About 1,200 centuries ago, Whidbey was part of a broad alluvial plain covered with oak, Douglas fir and was perhaps a few degrees warmer than it is today. Fast forward to about 180 centuries ago, and it was covered by a glacier that soared more than one-half mile high. And about 120 centuries ago, the time when humans may have first arrived — mammoth hunters — it was still about 6,000 years away from being the island it is today.
Long story short, Whidbey has a big history, one that far exceeds the two-century period of white settlement for which it is so often defined.
“It’s more than just little towns,” said Rick Castellano, executive director of the Island County Historical Society. “The history here is so deep.”
Telling that tale is the goal of a new exhibit set to be unveiled at the society’s museum in Coupeville sometime before summer. The Ice Age: 120,000 years of history, all packed into a small 200-square-foot space in the building’s basement.
It won’t be an easy task, Castellano said.
The exhibit aims to communicate a 120-millenia period of pre-history. It’s complicated stuff, particularly the more recent years where Whidbey and Camano were shaped by glaciation. It only takes about 30 seconds speaking with South Whidbey geologist Terry Swanson to become hopelessly lost in the science of what happened: till deposits, elastic rebound, the rise and fall of sea levels, retreating glaciers stopped by shallow water deposits and why that matters, old rocks compared to new rocks and what they mean — there’s a reason why the museum asked Swanson, a principal lecturer at the University of Washington Department of Geology, to consult on the exhibit.
While glaciation has been happening for millions of years, there have been two or three cycles relevant to Washington over the past 200,000 years. This period, known as the late Pleistocene, concluded approximately 12,000 years ago with the end of the Ice Age. It was about 17,000 years ago, however, that began significant shaping of the Whidbey and Camano islands. Over a period of about 4,000 years, a massive lobe of ice advanced and retreated over the region, and it was this back and forth movement that enhanced the pre-existing tectonic structure that makes up the Puget Lowland, or Puget Sound.
Some of the geochronology of this cycle is hidden in plain sight; the chapters are written in visible sediment layers in bluffs all over Whidbey. Fossil Beach in Penn Cove is particularly instructive, said Swanson, and has challenged his understanding of history, the movements of the Puget lobe, when and how.

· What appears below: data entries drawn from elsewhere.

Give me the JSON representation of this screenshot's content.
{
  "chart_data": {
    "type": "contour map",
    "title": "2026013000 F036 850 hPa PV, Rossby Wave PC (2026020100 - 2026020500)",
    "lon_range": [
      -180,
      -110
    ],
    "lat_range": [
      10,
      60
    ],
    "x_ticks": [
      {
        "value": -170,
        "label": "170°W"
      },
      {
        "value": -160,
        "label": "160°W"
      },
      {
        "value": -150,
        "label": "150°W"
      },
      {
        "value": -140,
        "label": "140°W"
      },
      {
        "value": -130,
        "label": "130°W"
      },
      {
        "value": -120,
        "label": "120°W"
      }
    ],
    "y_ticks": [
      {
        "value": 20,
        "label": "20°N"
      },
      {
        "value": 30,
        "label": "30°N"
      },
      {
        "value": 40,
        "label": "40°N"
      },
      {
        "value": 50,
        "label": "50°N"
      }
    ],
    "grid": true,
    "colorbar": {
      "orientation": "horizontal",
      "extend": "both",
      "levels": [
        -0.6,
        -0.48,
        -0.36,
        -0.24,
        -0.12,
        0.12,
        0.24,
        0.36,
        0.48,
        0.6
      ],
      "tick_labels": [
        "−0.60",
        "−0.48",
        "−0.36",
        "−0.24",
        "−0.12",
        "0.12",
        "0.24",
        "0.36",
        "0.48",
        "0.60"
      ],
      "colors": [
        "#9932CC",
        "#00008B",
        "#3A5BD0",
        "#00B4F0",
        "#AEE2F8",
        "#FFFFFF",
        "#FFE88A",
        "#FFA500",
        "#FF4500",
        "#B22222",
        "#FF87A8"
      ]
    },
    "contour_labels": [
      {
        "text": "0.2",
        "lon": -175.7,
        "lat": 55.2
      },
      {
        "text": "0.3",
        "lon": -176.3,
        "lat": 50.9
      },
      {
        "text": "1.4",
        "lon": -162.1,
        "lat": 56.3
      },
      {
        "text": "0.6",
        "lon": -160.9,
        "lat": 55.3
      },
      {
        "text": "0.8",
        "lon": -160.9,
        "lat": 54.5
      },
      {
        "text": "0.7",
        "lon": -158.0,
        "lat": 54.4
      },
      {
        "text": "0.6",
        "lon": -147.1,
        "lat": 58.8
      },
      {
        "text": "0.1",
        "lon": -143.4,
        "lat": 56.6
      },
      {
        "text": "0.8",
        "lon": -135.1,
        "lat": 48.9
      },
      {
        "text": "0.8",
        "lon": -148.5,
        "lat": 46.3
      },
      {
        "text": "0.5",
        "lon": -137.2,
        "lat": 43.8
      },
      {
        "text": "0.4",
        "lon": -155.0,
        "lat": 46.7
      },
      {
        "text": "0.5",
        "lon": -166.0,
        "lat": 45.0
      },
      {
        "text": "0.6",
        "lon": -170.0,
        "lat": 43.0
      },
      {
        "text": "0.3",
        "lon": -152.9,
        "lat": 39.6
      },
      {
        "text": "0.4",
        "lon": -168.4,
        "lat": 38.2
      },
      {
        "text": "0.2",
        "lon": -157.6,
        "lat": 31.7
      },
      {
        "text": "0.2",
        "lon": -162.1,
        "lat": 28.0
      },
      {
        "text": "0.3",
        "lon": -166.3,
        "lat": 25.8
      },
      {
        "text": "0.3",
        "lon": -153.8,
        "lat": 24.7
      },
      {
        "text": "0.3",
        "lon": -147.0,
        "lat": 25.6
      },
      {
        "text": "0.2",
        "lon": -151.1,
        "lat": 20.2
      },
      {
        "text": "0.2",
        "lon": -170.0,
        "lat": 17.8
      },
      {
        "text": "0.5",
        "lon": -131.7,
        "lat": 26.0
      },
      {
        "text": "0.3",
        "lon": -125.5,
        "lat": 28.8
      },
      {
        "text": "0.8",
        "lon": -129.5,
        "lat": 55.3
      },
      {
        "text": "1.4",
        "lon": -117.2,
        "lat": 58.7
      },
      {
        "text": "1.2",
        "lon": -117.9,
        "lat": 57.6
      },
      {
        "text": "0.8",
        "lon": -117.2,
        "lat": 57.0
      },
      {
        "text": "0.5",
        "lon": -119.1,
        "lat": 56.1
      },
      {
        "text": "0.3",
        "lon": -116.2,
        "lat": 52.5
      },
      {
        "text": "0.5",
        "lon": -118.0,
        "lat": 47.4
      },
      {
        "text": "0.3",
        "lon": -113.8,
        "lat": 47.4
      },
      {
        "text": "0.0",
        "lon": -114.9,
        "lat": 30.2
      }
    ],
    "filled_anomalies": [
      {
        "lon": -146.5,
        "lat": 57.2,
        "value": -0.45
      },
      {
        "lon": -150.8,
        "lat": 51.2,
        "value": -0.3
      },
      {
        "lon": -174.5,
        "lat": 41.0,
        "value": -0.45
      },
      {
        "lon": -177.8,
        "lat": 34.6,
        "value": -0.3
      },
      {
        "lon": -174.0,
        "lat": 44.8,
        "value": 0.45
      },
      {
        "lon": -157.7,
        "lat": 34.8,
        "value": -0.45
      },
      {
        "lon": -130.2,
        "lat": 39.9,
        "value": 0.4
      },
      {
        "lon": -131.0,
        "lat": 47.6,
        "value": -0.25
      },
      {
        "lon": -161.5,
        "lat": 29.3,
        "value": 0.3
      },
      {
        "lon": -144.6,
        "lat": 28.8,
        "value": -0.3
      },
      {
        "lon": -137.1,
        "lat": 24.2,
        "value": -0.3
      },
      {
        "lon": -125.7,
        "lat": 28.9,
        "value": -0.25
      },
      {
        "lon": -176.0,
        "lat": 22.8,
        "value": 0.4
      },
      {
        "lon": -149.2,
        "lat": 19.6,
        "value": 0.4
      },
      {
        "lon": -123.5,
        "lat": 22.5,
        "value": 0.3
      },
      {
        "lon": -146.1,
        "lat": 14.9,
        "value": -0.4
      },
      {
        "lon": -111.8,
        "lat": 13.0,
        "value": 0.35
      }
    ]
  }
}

Some pretty cool things happened during these periods of creation, especially at the end. The islands were well on their way to resembling their current shape and form with some key differences. For one, sea level rise was at a peak, reaching about 140 feet higher in Langley and 200 feet in Coupeville than today. It’s partially the result of melt water feeding the world’s oceans, but locally because the weight of glaciers was so great it actually pushed down the surface of the earth.
“There’s parts of Coupeville that would have been underwater,” he said.
At its peak, the glacier over Whidbey was about 3,800 feet high, Swanson said. To put that into perspective, the Space Needle tops out at 605 feet.
The depressed earth recovered through a process described as elastic rebound, eventually reaching an equilibrium with rising sea levels to establish today’s basic shoreline about 5,000 years ago. By that point, humans may already have been here for thousands of years, and the mammoths long gone, according to Castellano.
Perhaps the best evidence of human’s arrival on Whidbey was the discovery years ago of a type of stone-tool technology known as “Clovis.” The early techniques used to create these points are signatures of a very specific time period, about 10,000 to 12,000 years ago. Archaeologists generally believe they are the earliest type of stone tools found in North and South America, representing an approximate marker for the arrival of humans to the new world.
Several were found years ago “not far” from Coupeville and are believed to be authentic. Though they are not in the museum’s collection, island flint knappers Jim Smith and Joe Higgins have created reproductions for the exhibit.
Other evidence of human arrival to Island County in the neighborhood of 11,000 years ago is in the form of mammoth bones; they’ve been found split in a way that suggest human activity, along with marks that may have come from stone tools and butchering. Also, the oldest middens found on Whidbey largely contain the remains of mammals, rather than the sea life that made up the bulk of diets centuries later and laid the foundation of a nearly common term in Western Washington.
“That’s why we call them ‘shell’ middens,” Castellano said.
Mammoth bones, which are already on display at the museum, will make up a large portion of the new exhibit. They will supplement large graphics and information panels explaining glaciation, along with sound effects and stone tools in pull out displays.